Eski krallık dönemine gelindiğinde hiyerogliflerin soyut ve karmaşık düşünceleri aktaracak şekilde gelişme gösterdiği ve gramerin de geliştiği görülüyor. Eski krallığın beşinci hanedanlık dönemi krallarından olan Unas’ın Sakkara’da inşa ettirdiği piramidin içinde yazılı olan metinlerden oluşan Piramit Metinleri, bu döneme ait kapsamlı metinlerden biri olarak karşımıza çıkıyor. Son derece sembolik bir dili olan Piramit Metinleri, dünyanın en eski dinsel metni olarak da biliniyor. Piramit Metinleri’nin özünde kralın (Unas’ın) ölümden sonra geçtiği aşamalar, göğe yükselişi, tanrısal bir varlık hâline gelmesi, Osiris’e katılması, başka bir deyişle kralın geçirdiği ruhsal dönüşümden bahsediliyor. Piramit Metinleri’nde bunun yanı sıra yıldız gözlemleriyle ilgili kayıtlar da yer alıyor.

Piramit Metinleri’nde kralın ölüm sonrası geçtiği aşamalarla ilgili kısımdan alınmış bir örnek:

Gittin ama geleceksin

Uyudun ama uyanacaksın

Göklere yüksel

Gökler sana Orion gibi yeniden doğum versin

Gökyüzüne Orion olarak ulaşacaksın

Ruhun, Sirius kadar etkin olacak

Orta krallık dönemi, hiyerogliflerin altın çağını yaşadığı bir dönemdir.
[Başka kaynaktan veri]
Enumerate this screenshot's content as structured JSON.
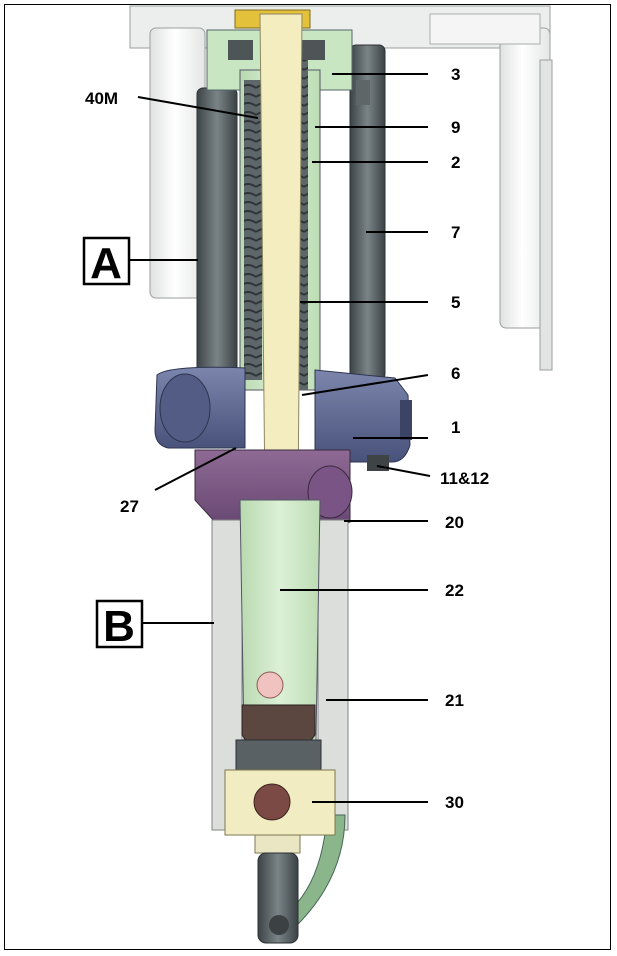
{
  "figure": {
    "callouts": [
      {
        "id": "c-40m",
        "text": "40M"
      },
      {
        "id": "c-3",
        "text": "3"
      },
      {
        "id": "c-9",
        "text": "9"
      },
      {
        "id": "c-2",
        "text": "2"
      },
      {
        "id": "c-7",
        "text": "7"
      },
      {
        "id": "c-5",
        "text": "5"
      },
      {
        "id": "c-6",
        "text": "6"
      },
      {
        "id": "c-1",
        "text": "1"
      },
      {
        "id": "c-11-12",
        "text": "11&12"
      },
      {
        "id": "c-27",
        "text": "27"
      },
      {
        "id": "c-20",
        "text": "20"
      },
      {
        "id": "c-22",
        "text": "22"
      },
      {
        "id": "c-21",
        "text": "21"
      },
      {
        "id": "c-30",
        "text": "30"
      }
    ],
    "boxed_labels": [
      {
        "id": "box-a",
        "text": "A"
      },
      {
        "id": "box-b",
        "text": "B"
      }
    ]
  },
  "colors": {
    "frame": "#000000",
    "housing_white": "#f2f3f2",
    "rod_yellow": "#f4edc0",
    "tube_green": "#cfe8c7",
    "rod_dark": "#5b6467",
    "manifold_blue": "#5c6791",
    "manifold_purple": "#7b5a82",
    "sleeve_grey": "#d7d9d7",
    "ball_pink": "#f1c3c0",
    "ball_brown": "#7b4a45"
  }
}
Zira eski krallık ile orta krallık arasında merkezi yönetimin zayıfladığı bir dönem olan birinci ara dönemde yazıcılar, nitelikli eğitimden mahrum bırakılmış, bu durum da hiyerogliflerin yazım kalitesinin ciddi anlamda düşmesine yol açmıştı. Orta krallık dönemine gelindiğinde ise merkezi yönetimin tekrar güçlenmesiyle birlikte istikrar dönemi yeniden başlamış, böylece yazıcılar da nitelikli eğitim alabilmiştir.
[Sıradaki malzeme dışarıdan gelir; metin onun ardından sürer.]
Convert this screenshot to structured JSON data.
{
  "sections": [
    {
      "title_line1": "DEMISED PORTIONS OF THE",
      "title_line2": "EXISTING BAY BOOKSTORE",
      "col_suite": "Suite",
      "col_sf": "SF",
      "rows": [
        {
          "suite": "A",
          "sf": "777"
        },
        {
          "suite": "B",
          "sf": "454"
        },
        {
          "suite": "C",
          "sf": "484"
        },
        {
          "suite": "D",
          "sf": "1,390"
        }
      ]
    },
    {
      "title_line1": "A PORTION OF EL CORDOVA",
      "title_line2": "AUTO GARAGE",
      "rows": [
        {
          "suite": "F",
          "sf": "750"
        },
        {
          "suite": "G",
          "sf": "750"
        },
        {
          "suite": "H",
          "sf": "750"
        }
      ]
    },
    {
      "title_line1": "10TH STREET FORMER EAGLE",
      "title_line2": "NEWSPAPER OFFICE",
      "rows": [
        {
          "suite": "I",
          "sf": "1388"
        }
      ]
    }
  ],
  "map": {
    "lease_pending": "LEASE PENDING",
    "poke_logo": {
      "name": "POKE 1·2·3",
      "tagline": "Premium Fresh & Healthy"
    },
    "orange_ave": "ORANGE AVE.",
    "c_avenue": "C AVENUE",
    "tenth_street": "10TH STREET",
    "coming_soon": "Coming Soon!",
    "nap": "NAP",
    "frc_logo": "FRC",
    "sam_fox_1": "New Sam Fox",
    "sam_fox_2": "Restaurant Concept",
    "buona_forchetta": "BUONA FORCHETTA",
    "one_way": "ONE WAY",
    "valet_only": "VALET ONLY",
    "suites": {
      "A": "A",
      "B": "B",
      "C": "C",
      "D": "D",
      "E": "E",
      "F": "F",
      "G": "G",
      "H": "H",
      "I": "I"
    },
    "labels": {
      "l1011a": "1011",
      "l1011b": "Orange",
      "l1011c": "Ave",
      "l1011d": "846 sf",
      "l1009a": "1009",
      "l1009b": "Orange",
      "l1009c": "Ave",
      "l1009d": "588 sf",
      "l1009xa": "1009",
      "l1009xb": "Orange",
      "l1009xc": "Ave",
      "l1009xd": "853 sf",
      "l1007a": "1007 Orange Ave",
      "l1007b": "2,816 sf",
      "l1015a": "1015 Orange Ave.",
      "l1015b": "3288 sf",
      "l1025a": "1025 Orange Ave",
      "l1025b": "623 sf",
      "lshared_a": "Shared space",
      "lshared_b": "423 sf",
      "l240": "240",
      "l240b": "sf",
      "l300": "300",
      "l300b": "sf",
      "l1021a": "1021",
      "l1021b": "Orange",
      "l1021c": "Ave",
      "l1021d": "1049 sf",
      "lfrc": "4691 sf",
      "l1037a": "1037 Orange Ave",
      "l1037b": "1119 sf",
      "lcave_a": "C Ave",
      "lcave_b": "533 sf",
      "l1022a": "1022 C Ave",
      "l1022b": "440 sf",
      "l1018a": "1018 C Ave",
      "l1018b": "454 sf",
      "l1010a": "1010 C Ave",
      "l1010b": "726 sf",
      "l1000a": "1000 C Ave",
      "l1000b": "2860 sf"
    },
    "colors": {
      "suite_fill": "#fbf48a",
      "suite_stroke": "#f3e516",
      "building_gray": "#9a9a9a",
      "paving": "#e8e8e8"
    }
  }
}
Orta krallık dönemi, edebi ve yazılı eserler açısından en verimli olunan dönemdir. Gemisi Batmış Denizci ile İnsan ve Ruhu Arasındaki Diyalog gibi metinler, günümüzdeki pek çok hiyeroglif metninin de dilini oluşturan ve klasik Mısır dili olarak da adlandırılan orta krallık yazı diliyle yazılmış ünlü edebi metinlere örnektir (bu metinlerin içeriğini gelecek blog yazılarıma bıraktığımdan ilgili metinlere burada değinmeyeceğim). Öte yandan eski krallıktaki beşinci hanedanlık döneminde yaşamış bir kral veziri olan Ptah Hotep’in verdiği öğütlerden oluşan Ptah Hotep İlkeleri de orta krallık dönemi diliyle yazılmış en önemli metinlerden biridir. Ptah Hotep, her ne kadar eski krallık döneminde yaşamış olsa da verdiği öğütlerin etkileyiciliği ve geçerliliği, bu öğütlerin ahlaki ilkeler olarak kabul görüp nesilden nesile aktarılmasını sağlamış hatta bu ilkeler yazıcılık okullarında öğrencilere tekrar tekrar yazmaları için ödev olarak verilmiştir. Bu nedenle Ptah Hotep İlkeleri orta krallık dönemine de aktarılarak orta krallık diliyle yazıya geçirilmiştir (Ptah Hotep İlkeleri de gelecek blog yazılarımdan birinin konusu olduğundan ilgili ilkelere burada değinmeyeceğim).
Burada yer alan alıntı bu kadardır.